Two centuries - A French and an Irishman
Drawing of the Owl Nebula (M97) by Lord Rosse. Source Wikipedia |
Leviathan of Parsonstown with Birr Castle in the background: Source: http://www.klima-luft.de/steinicke/ngcic/persons/copeland.htm |
Colors Don't Exist (except in our brains)
Göran Nilsson & The Liverpool Telescope, CC BY-SA 4.0 via Wikimedia Commons |
While a regular DSLR camera captures color that the human eye sees, the question "what is the true color of the object" is not very meaningful. Color as we know it doesn’t exist “out there”. It’s merely a human eye/brain trick for identifying various wavelengths of light.

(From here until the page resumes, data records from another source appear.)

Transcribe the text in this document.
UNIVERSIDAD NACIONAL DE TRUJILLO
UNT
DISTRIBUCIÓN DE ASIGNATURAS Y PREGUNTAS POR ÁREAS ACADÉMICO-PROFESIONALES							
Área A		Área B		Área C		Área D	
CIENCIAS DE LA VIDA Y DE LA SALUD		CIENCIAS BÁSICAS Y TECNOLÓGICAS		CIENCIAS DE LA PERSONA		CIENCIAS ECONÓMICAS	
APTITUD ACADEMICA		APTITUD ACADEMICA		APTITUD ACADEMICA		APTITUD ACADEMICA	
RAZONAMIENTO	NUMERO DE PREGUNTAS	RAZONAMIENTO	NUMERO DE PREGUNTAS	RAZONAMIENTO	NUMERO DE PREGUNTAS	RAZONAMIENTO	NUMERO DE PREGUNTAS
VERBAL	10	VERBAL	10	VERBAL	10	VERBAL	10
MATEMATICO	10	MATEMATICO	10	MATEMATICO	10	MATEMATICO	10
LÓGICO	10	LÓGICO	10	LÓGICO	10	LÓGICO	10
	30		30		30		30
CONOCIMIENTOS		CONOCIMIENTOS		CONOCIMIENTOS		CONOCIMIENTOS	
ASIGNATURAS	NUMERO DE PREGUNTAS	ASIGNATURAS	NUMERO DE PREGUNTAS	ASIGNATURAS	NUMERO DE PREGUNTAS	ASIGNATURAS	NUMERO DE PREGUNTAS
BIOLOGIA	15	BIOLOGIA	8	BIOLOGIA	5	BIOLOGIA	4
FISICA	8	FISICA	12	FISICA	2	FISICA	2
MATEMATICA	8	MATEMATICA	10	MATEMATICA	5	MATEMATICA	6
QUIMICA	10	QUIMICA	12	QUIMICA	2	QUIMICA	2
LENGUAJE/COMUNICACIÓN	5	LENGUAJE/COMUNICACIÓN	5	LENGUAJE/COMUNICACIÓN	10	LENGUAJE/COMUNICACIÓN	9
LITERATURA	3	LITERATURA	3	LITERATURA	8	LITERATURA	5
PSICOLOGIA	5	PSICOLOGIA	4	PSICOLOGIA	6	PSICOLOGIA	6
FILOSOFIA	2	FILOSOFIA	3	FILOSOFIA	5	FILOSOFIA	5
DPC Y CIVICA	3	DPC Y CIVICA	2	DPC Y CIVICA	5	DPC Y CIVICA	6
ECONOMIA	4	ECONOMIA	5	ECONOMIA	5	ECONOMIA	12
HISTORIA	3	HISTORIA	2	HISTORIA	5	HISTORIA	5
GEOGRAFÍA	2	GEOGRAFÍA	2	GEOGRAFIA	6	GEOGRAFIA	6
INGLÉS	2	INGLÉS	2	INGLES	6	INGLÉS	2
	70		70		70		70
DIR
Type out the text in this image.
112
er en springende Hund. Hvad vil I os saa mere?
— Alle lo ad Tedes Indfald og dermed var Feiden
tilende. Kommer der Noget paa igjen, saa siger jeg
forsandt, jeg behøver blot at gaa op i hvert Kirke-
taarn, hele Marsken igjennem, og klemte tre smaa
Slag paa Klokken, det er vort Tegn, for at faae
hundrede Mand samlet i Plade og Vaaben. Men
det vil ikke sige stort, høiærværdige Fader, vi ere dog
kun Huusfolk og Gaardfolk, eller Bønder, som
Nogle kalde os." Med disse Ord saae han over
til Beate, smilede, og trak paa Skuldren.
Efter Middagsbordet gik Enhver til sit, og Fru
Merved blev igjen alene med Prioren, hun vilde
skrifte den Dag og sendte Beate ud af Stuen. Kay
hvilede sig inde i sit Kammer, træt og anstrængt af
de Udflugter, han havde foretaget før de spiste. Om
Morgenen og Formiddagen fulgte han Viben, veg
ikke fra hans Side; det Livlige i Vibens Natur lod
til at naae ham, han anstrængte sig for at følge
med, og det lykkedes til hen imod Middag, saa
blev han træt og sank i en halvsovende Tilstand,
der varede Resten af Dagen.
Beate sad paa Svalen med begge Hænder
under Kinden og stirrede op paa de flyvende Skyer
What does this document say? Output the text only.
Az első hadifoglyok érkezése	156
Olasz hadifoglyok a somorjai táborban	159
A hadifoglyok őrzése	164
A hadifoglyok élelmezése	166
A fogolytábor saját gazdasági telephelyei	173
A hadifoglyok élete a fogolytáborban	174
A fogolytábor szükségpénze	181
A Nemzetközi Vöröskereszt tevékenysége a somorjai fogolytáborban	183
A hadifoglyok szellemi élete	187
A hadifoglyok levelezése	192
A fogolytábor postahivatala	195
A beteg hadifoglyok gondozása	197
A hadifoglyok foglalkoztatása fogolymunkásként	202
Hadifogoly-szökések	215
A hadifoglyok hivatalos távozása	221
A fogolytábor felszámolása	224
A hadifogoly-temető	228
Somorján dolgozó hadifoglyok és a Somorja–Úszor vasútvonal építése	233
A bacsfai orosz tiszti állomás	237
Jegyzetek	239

So how does the color camera used to capture this camera see the green? It doesn’t.
A color camera image sensor is actually monochrome. It uses an elaborate process to mimic the human eye’s sensitivity to three primary frequencies of light to produce the perception of color.
Incoming light through the lens is split into the three buckets/channels of high low and mid frequencies using either prisms or Red/Green/Blue (RGB) filters (so called only because we perceive the wavelengths that way). The respective channel intensities are then stored (in the same image file) separately as RGB info. Then we play it back on electronic screens in the same ratio using three types of phosphors per pixel that are sensitive to each frequency bucket. In our eye, three types of cone cell receptors sensitive to these three primary frequencies of light convert in into neural electronic signal and the brain interprets the mixture as color. You could apply similar logic to directly viewed natural scenes as well.
So colors exist only in our minds. In fact other species see “color” differently. Honeybees supposedly see more of UV and less red. A certain species of mantis shrimp eyes are known to contain 12 kinds of photo receptor cells which probably leads to a more fine grained color perception. So there are no real colors out there. All perceptions of colors are equally real (or fake) at their own levels.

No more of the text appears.